The economic incentive has to be made to people – the feasibility of honest microenterprise social ventures or community supported operations. But I’m afraid that is difficult, as it requires an ethical perspective – and most people lack the personal conviction to make that their livelihood. The only way this can be promoted is by showing that it’s doable, and setting up commons infrastructures to help support such activity.
Then one evaluates what scale is most appropriate, all exernalities internalized – including principles of distributing wealth – and we arrive at the right number. I can tell you for CEB, one-off production will be most effective from the analysis so far, and I think for example, the shipping charges would make it inefficient for China competition. And I can tell you, that for most enterprise, there is no need to have it as large as it is today – unless we are willing to stomach the political instability, resource conflicts, and poor distribution of wealth that are inherent to such large scale.
Therefore, in summary, my solution to the favoring of large over small is to make the enabling infrastructure for production accessible on the small scale. That’s relatively easy, and doable today – that’s why i keep calling on poeple to get off their ass and just get involved in that process. It’s the low-hanging fruit.
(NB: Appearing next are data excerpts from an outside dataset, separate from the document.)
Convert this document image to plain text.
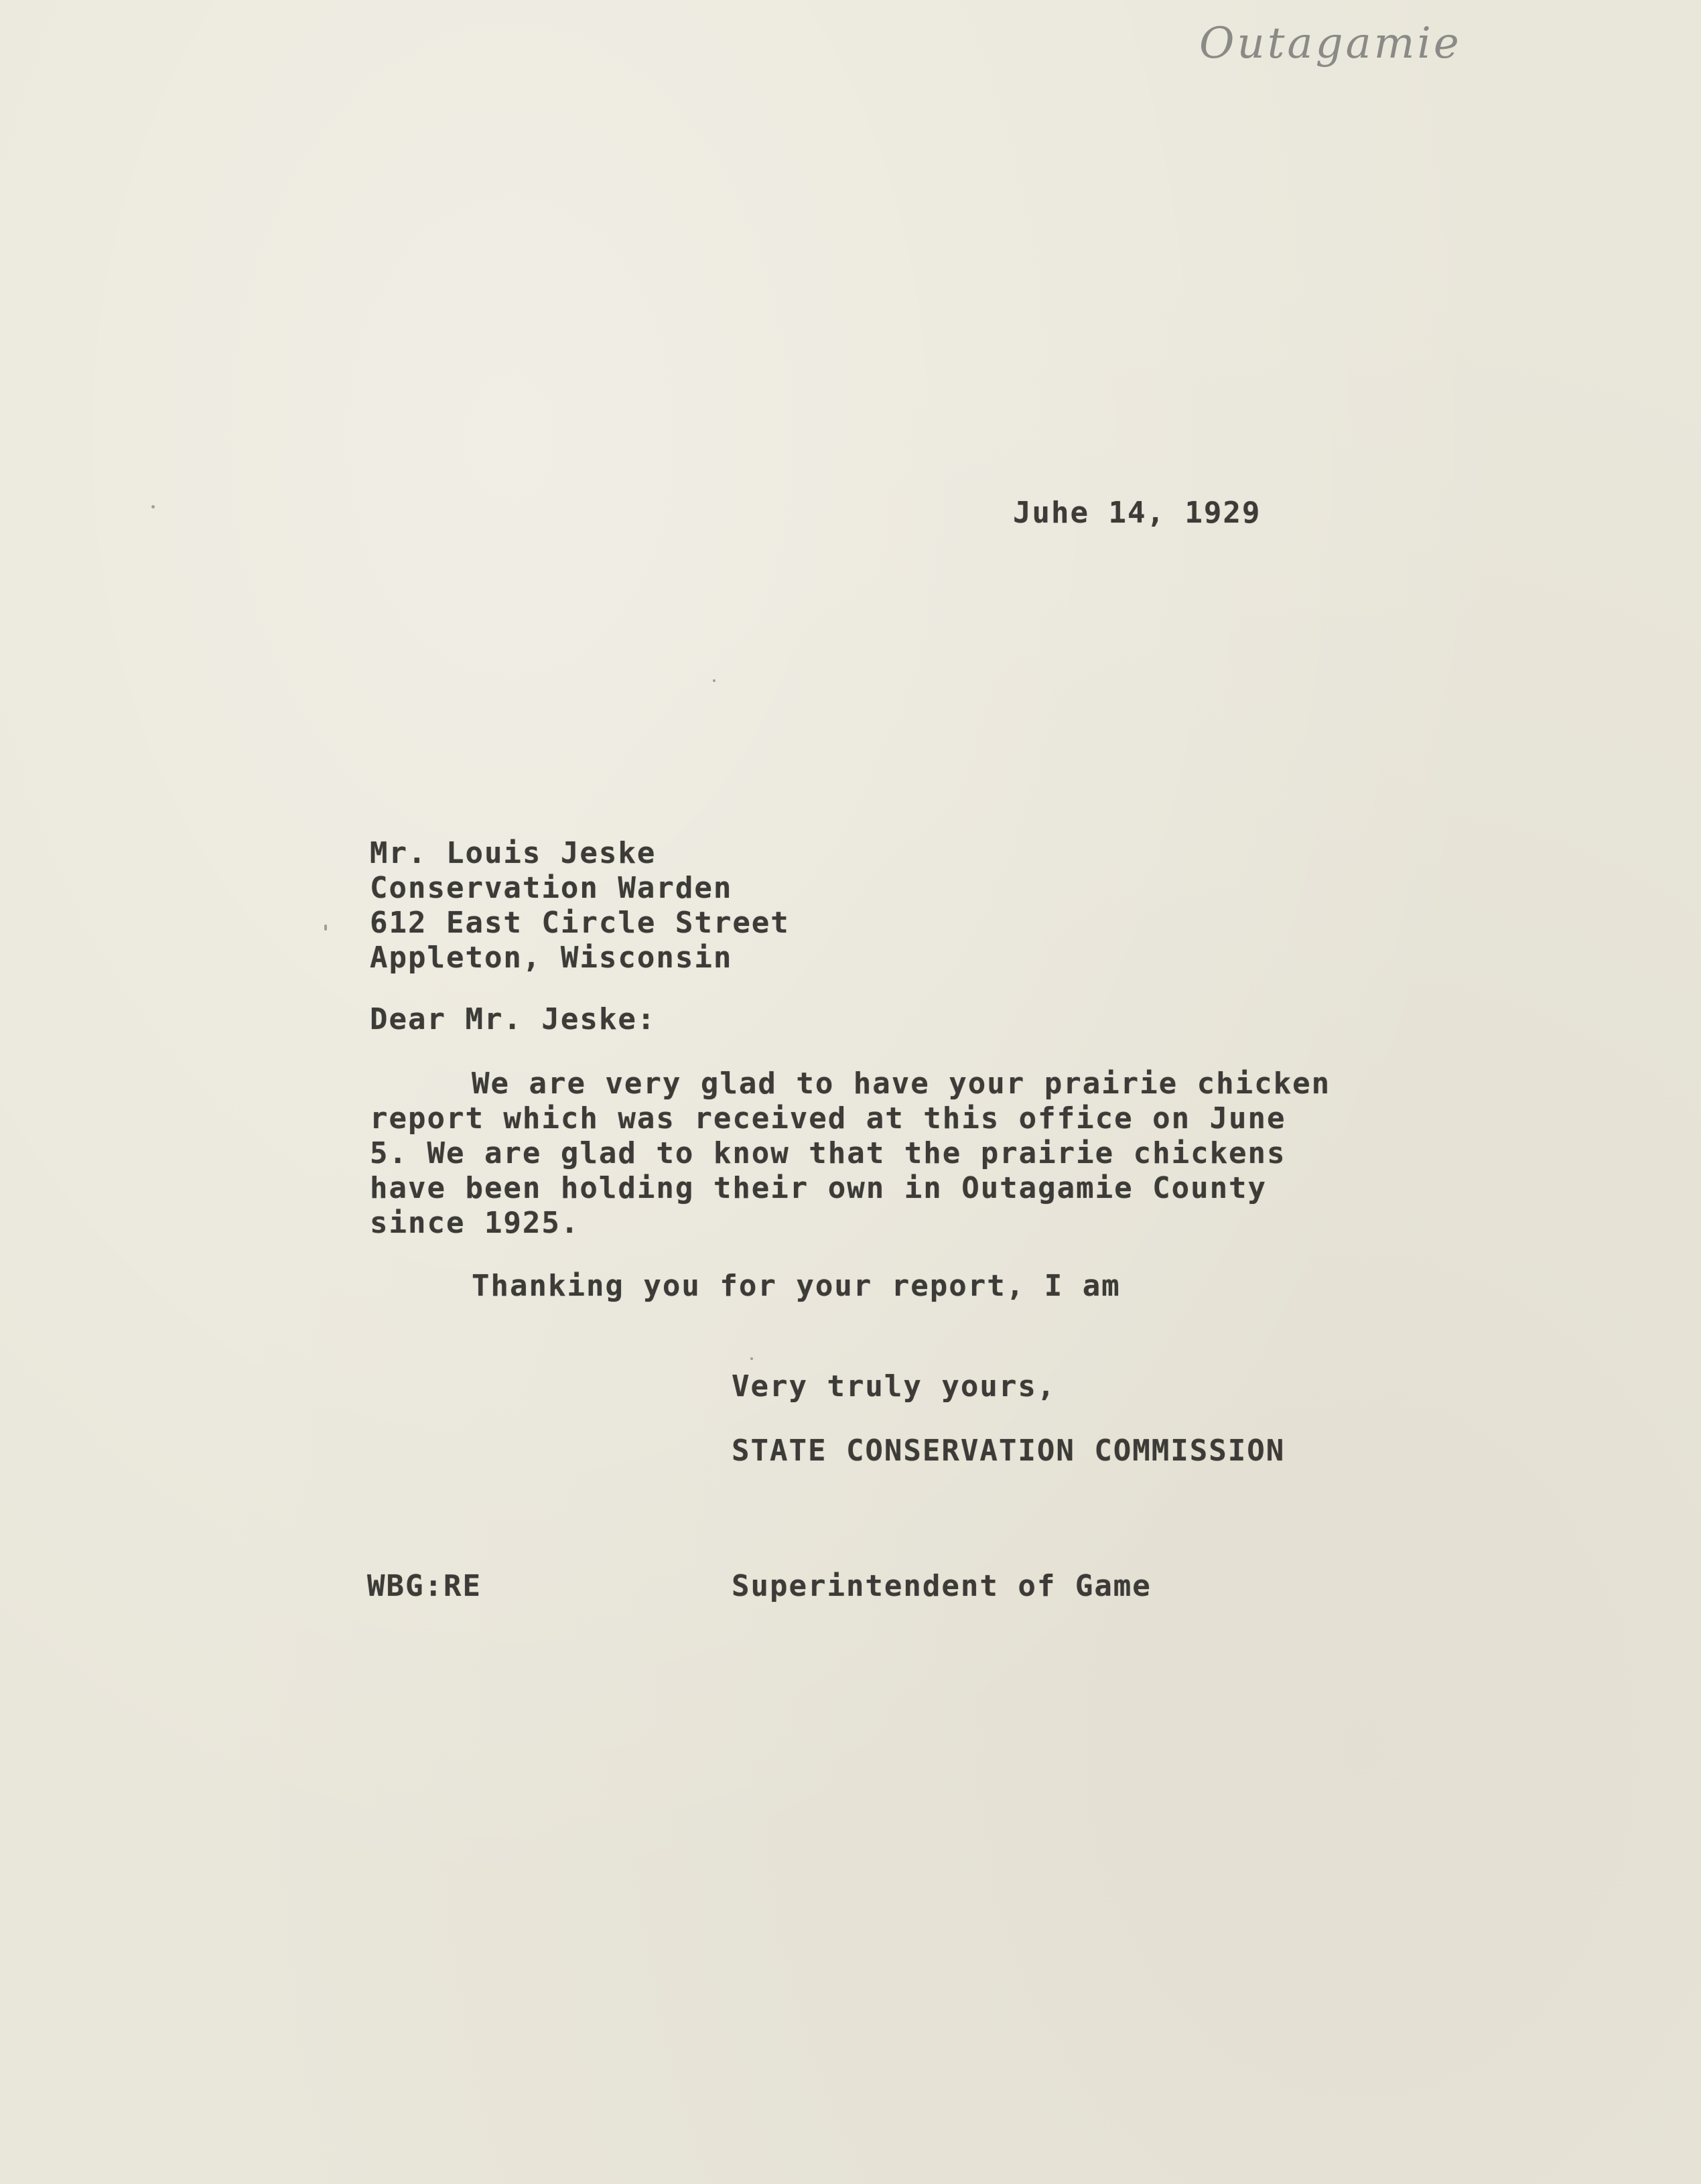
Outagamie
Juhe 14, 1929
Mr. Louis Jeske
Conservation Warden
612 East Circle Street
Appleton, Wisconsin
Dear Mr. Jeske:
We are very glad to have your prairie chicken
report which was received at this office on June
5. We are glad to know that the prairie chickens
have been holding their own in Outagamie County
since 1925.
Thanking you for your report, I am
Very truly yours,
STATE CONSERVATION COMMISSION
WBG:RE	Superintendent of Game
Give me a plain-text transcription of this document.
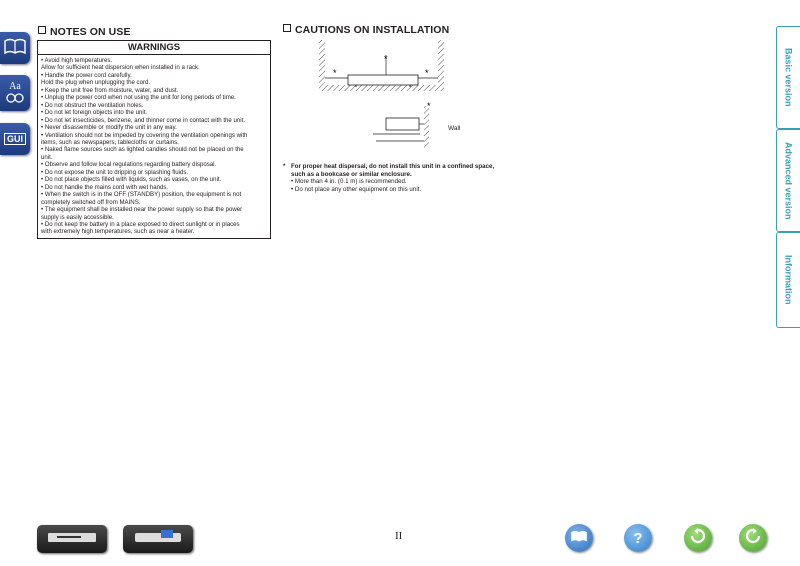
Aa
GUI
NOTES ON USE
WARNINGS
• Avoid high temperatures.
Allow for sufficient heat dispersion when installed in a rack.
• Handle the power cord carefully.
Hold the plug when unplugging the cord.
• Keep the unit free from moisture, water, and dust.
• Unplug the power cord when not using the unit for long periods of time.
• Do not obstruct the ventilation holes.
• Do not let foreign objects into the unit.
• Do not let insecticides, benzene, and thinner come in contact with the unit.
• Never disassemble or modify the unit in any way.
• Ventilation should not be impeded by covering the ventilation openings with
items, such as newspapers, tablecloths or curtains.
• Naked flame sources such as lighted candles should not be placed on the
unit.
• Observe and follow local regulations regarding battery disposal.
• Do not expose the unit to dripping or splashing fluids.
• Do not place objects filled with liquids, such as vases, on the unit.
• Do not handle the mains cord with wet hands.
• When the switch is in the OFF (STANDBY) position, the equipment is not
completely switched off from MAINS.
• The equipment shall be installed near the power supply so that the power
supply is easily accessible.
• Do not keep the battery in a place exposed to direct sunlight or in places
with extremely high temperatures, such as near a heater.
CAUTIONS ON INSTALLATION
*
*	*
*
Wall
* For proper heat dispersal, do not install this unit in a confined space,
such as a bookcase or similar enclosure.
• More than 4 in. (0.1 m) is recommended.
• Do not place any other equipment on this unit.
Basic version
Advanced version
Information
II	?
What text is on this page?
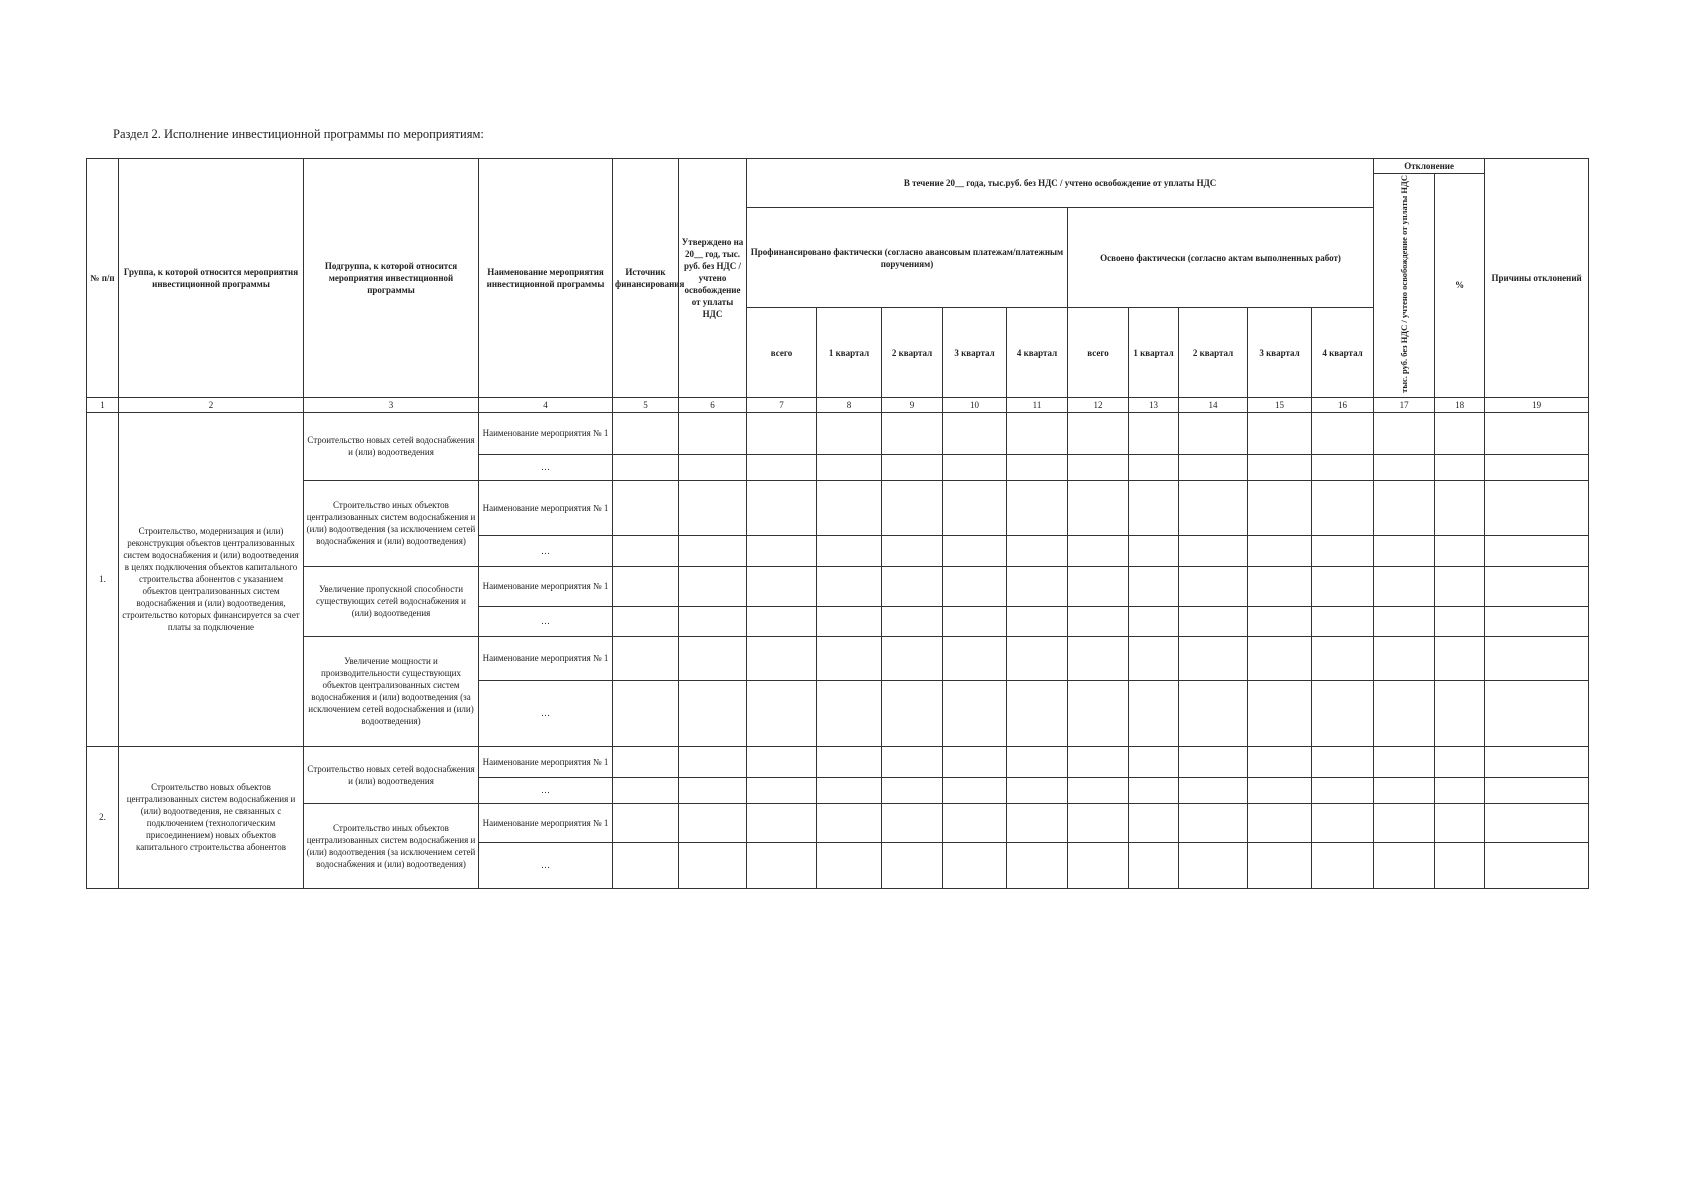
Раздел 2. Исполнение инвестиционной программы по мероприятиям:
№ п/п	Группа, к которой относится мероприятия инвестиционной программы	Подгруппа, к которой относится мероприятия инвестиционной программы	Наименование мероприятия инвестиционной программы	Источник финансирования	Утверждено на 20__ год, тыс. руб. без НДС / учтено освобождение от уплаты НДС	В течение 20__ года, тыс.руб. без НДС / учтено освобождение от уплаты НДС										Отклонение		Причины отклонений
																тыс. руб. без НДС / учтено освобождение от уплаты НДС	%	
						Профинансировано фактически (согласно авансовым платежам/платежным поручениям)					Освоено фактически (согласно актам выполненных работ)							
						всего	1 квартал	2 квартал	3 квартал	4 квартал	всего	1 квартал	2 квартал	3 квартал	4 квартал			
1	2	3	4	5	6	7	8	9	10	11	12	13	14	15	16	17	18	19
1.	Строительство, модернизация и (или) реконструкция объектов централизованных систем водоснабжения и (или) водоотведения в целях подключения объектов капитального строительства абонентов с указанием объектов централизованных систем водоснабжения и (или) водоотведения, строительство которых финансируется за счет платы за подключение	Строительство новых сетей водоснабжения и (или) водоотведения	Наименование мероприятия № 1															
			…															
		Строительство иных объектов централизованных систем водоснабжения и (или) водоотведения (за исключением сетей водоснабжения и (или) водоотведения)	Наименование мероприятия № 1															
			…															
		Увеличение пропускной способности существующих сетей водоснабжения и (или) водоотведения	Наименование мероприятия № 1															
			…															
		Увеличение мощности и производительности существующих объектов централизованных систем водоснабжения и (или) водоотведения (за исключением сетей водоснабжения и (или) водоотведения)	Наименование мероприятия № 1															
			…															
2.	Строительство новых объектов централизованных систем водоснабжения и (или) водоотведения, не связанных с подключением (технологическим присоединением) новых объектов капитального строительства абонентов	Строительство новых сетей водоснабжения и (или) водоотведения	Наименование мероприятия № 1															
			…															
		Строительство иных объектов централизованных систем водоснабжения и (или) водоотведения (за исключением сетей водоснабжения и (или) водоотведения)	Наименование мероприятия № 1															
			…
And i must emphasize that new money systems can follow after the creation of decentralized production – we can’t use new money systems, i don’t think, with the old production mechanisms.”
Franz Nahrada made an important point to consider in this context, in the recently established P2P Ning group.
He points to a discussion of quality of products in Quality Criteria for Open Source Products he points to a discussion by a Chek open source group of the importance of open source software and hardware aiming to be flawless, or to provide complete user satisfaction.
Some system to permit rating of the quality of open source products by those having used them would substantially contribute to establishing the superior nature of P2P production and – where necessary – to allow the correction of flaws which may prevent their widespread implementation.